Chimney’s objection that he never consented to the search was directly contradicted by the video recordings. His claim that officers injured him by holding his arms behind his back was likewise refuted: the footage showed that Chimney placed his own arms behind his back and that each officer merely rested a hand on his arms during the pocket search. Because Chimney could not identify a clearly established constitutional right that the officers violated, qualified immunity applied.

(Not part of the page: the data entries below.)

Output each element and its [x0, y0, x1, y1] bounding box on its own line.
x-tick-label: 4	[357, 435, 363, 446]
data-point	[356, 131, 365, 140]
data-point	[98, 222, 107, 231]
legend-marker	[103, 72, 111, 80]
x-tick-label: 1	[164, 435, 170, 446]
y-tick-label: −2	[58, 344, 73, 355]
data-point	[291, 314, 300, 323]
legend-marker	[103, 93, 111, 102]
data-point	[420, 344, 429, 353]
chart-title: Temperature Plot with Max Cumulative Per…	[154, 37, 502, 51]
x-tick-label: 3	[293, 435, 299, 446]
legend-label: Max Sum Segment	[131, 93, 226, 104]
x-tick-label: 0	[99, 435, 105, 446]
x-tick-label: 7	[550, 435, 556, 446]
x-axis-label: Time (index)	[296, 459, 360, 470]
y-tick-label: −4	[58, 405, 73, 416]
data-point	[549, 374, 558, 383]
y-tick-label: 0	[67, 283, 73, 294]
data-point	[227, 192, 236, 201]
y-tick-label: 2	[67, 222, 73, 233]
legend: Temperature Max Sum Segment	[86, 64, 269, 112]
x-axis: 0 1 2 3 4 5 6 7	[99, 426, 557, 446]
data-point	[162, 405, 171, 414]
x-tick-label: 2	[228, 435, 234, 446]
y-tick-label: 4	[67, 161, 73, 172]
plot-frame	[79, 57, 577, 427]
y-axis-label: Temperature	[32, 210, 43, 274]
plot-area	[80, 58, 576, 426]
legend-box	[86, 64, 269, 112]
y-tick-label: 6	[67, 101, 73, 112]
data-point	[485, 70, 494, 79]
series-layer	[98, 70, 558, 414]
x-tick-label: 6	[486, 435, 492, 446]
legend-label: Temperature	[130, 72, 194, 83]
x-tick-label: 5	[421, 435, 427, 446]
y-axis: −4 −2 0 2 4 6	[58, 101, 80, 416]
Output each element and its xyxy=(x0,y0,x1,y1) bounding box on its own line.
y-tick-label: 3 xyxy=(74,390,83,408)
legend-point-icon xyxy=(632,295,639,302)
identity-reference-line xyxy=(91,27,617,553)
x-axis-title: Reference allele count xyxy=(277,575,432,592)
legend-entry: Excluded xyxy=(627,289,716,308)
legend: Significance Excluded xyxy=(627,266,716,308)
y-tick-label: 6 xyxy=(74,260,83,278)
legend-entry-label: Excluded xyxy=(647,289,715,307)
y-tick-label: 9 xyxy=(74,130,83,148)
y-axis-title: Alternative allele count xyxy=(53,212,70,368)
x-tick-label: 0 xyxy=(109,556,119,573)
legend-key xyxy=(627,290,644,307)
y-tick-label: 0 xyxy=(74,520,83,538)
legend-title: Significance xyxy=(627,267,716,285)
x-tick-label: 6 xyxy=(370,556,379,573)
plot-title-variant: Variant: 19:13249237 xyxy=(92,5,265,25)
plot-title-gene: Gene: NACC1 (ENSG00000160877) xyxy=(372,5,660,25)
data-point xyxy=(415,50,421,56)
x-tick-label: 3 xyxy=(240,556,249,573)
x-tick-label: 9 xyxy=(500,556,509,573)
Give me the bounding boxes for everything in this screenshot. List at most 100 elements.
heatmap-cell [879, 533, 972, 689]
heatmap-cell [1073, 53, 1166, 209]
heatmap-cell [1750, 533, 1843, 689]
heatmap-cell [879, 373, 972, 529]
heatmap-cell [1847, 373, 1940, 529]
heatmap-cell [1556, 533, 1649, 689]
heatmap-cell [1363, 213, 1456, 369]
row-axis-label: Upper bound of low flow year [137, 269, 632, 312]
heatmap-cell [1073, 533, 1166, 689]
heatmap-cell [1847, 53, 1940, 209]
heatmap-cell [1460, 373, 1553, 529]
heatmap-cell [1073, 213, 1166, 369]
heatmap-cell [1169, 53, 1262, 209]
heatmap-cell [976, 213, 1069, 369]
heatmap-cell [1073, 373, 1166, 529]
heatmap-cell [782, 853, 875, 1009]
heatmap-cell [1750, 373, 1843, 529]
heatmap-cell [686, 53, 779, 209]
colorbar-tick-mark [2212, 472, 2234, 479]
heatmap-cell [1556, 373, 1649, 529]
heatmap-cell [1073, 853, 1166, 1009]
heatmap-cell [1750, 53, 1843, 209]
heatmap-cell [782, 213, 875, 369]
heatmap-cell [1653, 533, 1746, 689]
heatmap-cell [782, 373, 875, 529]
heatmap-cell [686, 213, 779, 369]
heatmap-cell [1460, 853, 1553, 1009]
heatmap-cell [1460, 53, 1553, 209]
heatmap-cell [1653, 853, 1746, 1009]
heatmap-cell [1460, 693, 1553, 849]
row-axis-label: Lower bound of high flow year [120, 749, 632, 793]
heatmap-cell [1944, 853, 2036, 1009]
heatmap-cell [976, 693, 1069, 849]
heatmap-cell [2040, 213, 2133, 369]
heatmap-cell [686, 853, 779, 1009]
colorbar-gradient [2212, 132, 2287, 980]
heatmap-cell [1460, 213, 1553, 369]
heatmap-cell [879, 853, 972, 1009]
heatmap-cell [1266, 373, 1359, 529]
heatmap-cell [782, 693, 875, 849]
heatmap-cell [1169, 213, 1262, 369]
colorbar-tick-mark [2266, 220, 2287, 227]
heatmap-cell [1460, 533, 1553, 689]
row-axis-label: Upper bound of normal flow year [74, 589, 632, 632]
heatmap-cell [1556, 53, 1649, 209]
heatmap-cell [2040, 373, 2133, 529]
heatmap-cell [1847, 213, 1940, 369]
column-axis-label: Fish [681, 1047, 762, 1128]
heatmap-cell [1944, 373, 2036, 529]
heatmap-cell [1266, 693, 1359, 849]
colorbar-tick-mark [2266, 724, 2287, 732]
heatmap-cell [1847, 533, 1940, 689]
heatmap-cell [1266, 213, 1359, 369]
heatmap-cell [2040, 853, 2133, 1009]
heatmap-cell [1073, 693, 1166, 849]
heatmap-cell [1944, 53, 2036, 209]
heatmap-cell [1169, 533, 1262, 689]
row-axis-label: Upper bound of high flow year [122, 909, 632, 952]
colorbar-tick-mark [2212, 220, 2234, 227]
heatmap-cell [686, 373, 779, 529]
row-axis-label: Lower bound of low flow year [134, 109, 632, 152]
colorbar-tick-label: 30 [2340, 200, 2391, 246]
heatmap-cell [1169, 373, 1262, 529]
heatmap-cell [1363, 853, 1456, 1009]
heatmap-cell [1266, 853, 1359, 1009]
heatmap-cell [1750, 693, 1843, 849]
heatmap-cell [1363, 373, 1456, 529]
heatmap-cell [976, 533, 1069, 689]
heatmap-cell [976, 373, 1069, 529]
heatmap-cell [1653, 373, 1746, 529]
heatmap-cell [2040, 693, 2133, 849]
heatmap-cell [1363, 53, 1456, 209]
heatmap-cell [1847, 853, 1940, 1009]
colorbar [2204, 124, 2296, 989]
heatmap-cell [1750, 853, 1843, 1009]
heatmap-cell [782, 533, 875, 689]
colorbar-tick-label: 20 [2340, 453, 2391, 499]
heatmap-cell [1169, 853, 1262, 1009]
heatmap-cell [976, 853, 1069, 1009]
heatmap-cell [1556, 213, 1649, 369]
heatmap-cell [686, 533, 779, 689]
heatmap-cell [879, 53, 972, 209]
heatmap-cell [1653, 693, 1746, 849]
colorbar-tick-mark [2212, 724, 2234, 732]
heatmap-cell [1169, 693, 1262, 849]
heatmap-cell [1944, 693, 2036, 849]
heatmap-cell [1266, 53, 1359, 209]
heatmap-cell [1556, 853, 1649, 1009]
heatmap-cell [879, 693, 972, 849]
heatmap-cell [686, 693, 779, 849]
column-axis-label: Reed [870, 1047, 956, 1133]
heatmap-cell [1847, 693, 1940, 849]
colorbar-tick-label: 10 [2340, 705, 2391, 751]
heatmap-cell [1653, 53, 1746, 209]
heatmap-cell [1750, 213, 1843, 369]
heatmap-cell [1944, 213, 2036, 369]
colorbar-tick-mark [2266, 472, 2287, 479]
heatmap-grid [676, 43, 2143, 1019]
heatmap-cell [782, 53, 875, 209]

The court also rejected Chimney’s late-raised argument that the video footage was incomplete, finding it waived because he had not responded to the motion for summary judgment and had never previously challenged the completeness of the recordings. His racial profiling objection was overruled as that claim had already been dismissed months earlier and was not before the court.
Key Takeaways
- Officers asserting qualified immunity at summary judgment shift the burden to the plaintiff to present evidence of a genuine dispute as to whether their conduct violated clearly established law; failing to respond to the motion is highly consequential.
- Video evidence from dash and body cameras carries a presumption of reliability in the Fifth Circuit and can be sufficient to defeat a plaintiff’s contrary factual assertions at the summary judgment stage.
- Arguments not raised in response to a motion for summary judgment — such as challenges to the completeness of video evidence — are waived and cannot be resurrected in objections to a magistrate judge’s report.
- A previously dismissed claim (here, racial profiling) cannot be revived through objections to a report and recommendation on separate remaining claims.
Why It Matters
This decision illustrates how qualified immunity doctrine, combined with video evidence, can be decisive at the summary judgment stage in § 1983 traffic-stop cases. Under the standard recently reaffirmed in Zorn v. Linton, 146 S.Ct. 926 (2026), a plaintiff must identify prior case law establishing that an officer acting under similar circumstances violated the Constitution — a burden that is difficult to meet even when the plaintiff responds substantively, and nearly impossible when the plaintiff fails to oppose the motion at all.
The case also serves as a procedural caution for civil rights plaintiffs: evidentiary challenges and new theories cannot be held in reserve for the objection stage after a magistrate’s recommendation issues. Failing to engage at the summary judgment briefing stage effectively forfeits the ability to contest key factual and legal issues on review.